Thursday, 10 July 2014

Keep it local.

I'm preparing a future post which is growing by the minute. I'll probably have to break it down a bit to keep it clear. Here's a bit I'll refer to in the (near) future.

I mentioned the World Position minus Object World position to make things local before, but I didn't explain it properly. 

 The WorldPosition gives you the world position value per pixel, whereas the ObjectWorldPosition gives you the world position of your object, just the value at which its center is.
When you subtract the ObjectWorldPosition to the WorldPosition it means that every pixel will have a fixed value wherever you place it in the map. The value becomes relative to the center.
Imagine that this quad is in the world. We check the value of the same pixel at different arbitrary locations. WorldPosition - ObjectWorldPosition always returns the same value.
(Remember, if you're thinking of a formula don't just keep it abstract. Give it some numbers to verify that the result makes sense.)

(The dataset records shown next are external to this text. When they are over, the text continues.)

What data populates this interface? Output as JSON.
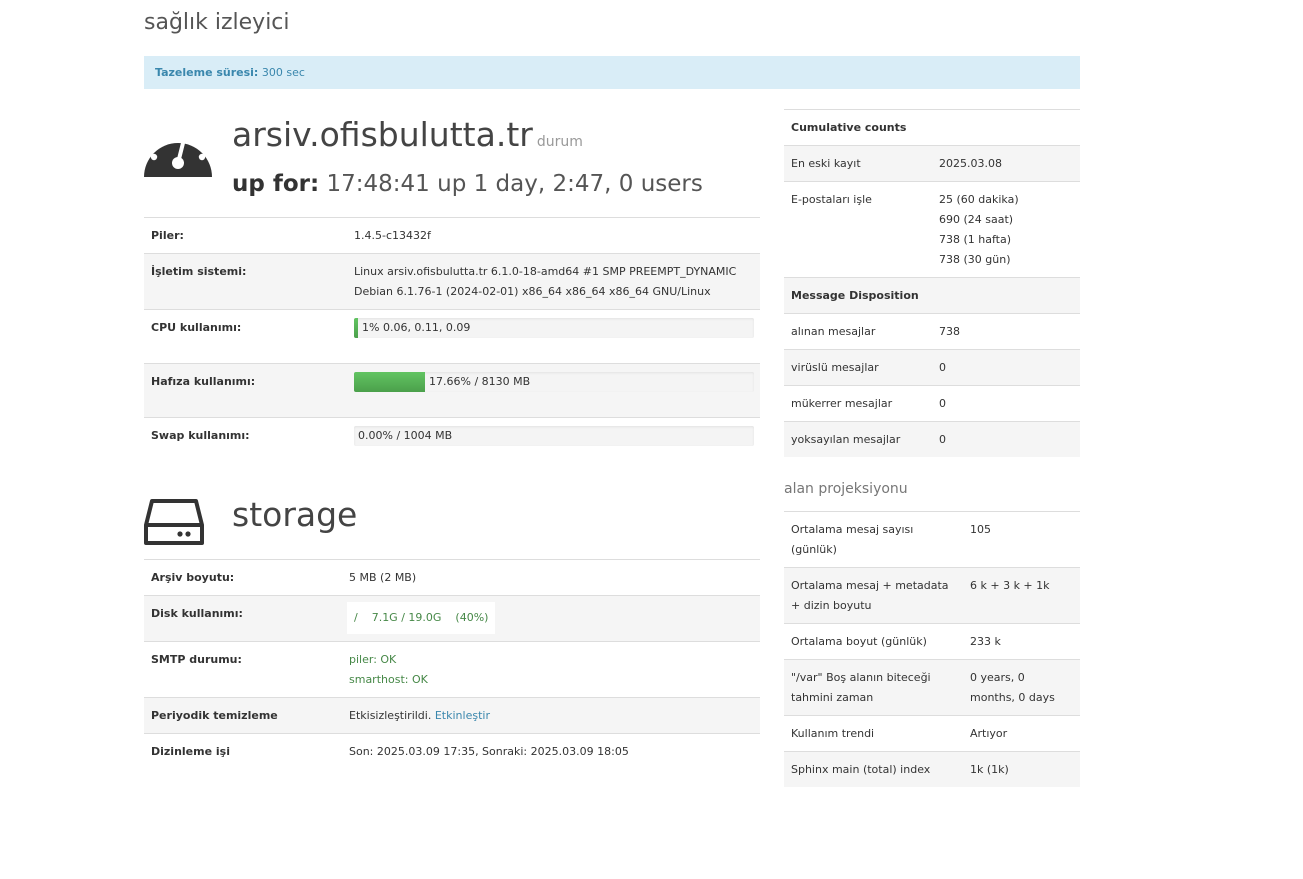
{
  "page": {
    "title": "sağlık izleyici"
  },
  "refresh": {
    "label": "Tazeleme süresi:",
    "value": "300 sec"
  },
  "status": {
    "hostname": "arsiv.ofisbulutta.tr",
    "suffix": "durum",
    "uptime_label": "up for:",
    "uptime_value": "17:48:41 up 1 day, 2:47, 0 users",
    "rows": {
      "piler_label": "Piler:",
      "piler_value": "1.4.5-c13432f",
      "os_label": "İşletim sistemi:",
      "os_line1": "Linux arsiv.ofisbulutta.tr 6.1.0-18-amd64 #1 SMP PREEMPT_DYNAMIC",
      "os_line2": "Debian 6.1.76-1 (2024-02-01) x86_64 x86_64 x86_64 GNU/Linux",
      "cpu_label": "CPU kullanımı:",
      "cpu_text": "1% 0.06, 0.11, 0.09",
      "cpu_percent": 1,
      "mem_label": "Hafıza kullanımı:",
      "mem_text": "17.66% / 8130 MB",
      "mem_percent": 17.66,
      "swap_label": "Swap kullanımı:",
      "swap_text": "0.00% / 1004 MB",
      "swap_percent": 0
    }
  },
  "storage": {
    "title": "storage",
    "archive_label": "Arşiv boyutu:",
    "archive_value": "5 MB (2 MB)",
    "disk_label": "Disk kullanımı:",
    "disk_value": "/    7.1G / 19.0G    (40%)",
    "smtp_label": "SMTP durumu:",
    "smtp_line1": "piler: OK",
    "smtp_line2": "smarthost: OK",
    "purge_label": "Periyodik temizleme",
    "purge_value": "Etkisizleştirildi.",
    "purge_link": "Etkinleştir",
    "index_label": "Dizinleme işi",
    "index_value": "Son: 2025.03.09 17:35, Sonraki: 2025.03.09 18:05"
  },
  "counts": {
    "header": "Cumulative counts",
    "oldest_label": "En eski kayıt",
    "oldest_value": "2025.03.08",
    "processed_label": "E-postaları işle",
    "processed_values": [
      "25 (60 dakika)",
      "690 (24 saat)",
      "738 (1 hafta)",
      "738 (30 gün)"
    ],
    "disposition_header": "Message Disposition",
    "received_label": "alınan mesajlar",
    "received_value": "738",
    "virus_label": "virüslü mesajlar",
    "virus_value": "0",
    "dup_label": "mükerrer mesajlar",
    "dup_value": "0",
    "ignored_label": "yoksayılan mesajlar",
    "ignored_value": "0"
  },
  "projection": {
    "title": "alan projeksiyonu",
    "rows": [
      {
        "label": "Ortalama mesaj sayısı (günlük)",
        "value": "105"
      },
      {
        "label": "Ortalama mesaj + metadata + dizin boyutu",
        "value": "6 k + 3 k + 1k"
      },
      {
        "label": "Ortalama boyut (günlük)",
        "value": "233 k"
      },
      {
        "label": "\"/var\" Boş alanın biteceği tahmini zaman",
        "value": "0 years, 0 months, 0 days"
      },
      {
        "label": "Kullanım trendi",
        "value": "Artıyor"
      },
      {
        "label": "Sphinx main (total) index",
        "value": "1k (1k)"
      }
    ]
  }
}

This set up is useful if you want to be able to move your object around and you want the material to stick to it, it is also good for you to ‘tame your value.
Sometimes you can be testing a feature in your test map, but as you implement it in the game, some things will go crazy. Depending on where you are in a map, the output of the WorldPosition could range from 1 to tens of thousands. Would you be to use the WorldPosition as, say a multiplier, you can see where the troubles start.

We had that in DmC 5 with the summoner. She's a flying enemy so the character team put some vertex offset in her hair to give it a floating motion. To do so they used the world position to drive some sine waves. The first tests were looking good in the test map but her hair first went all over the place in gameplay. The fix was just a matter of subtracting the ObjectWorldPosition to the WorldPosition.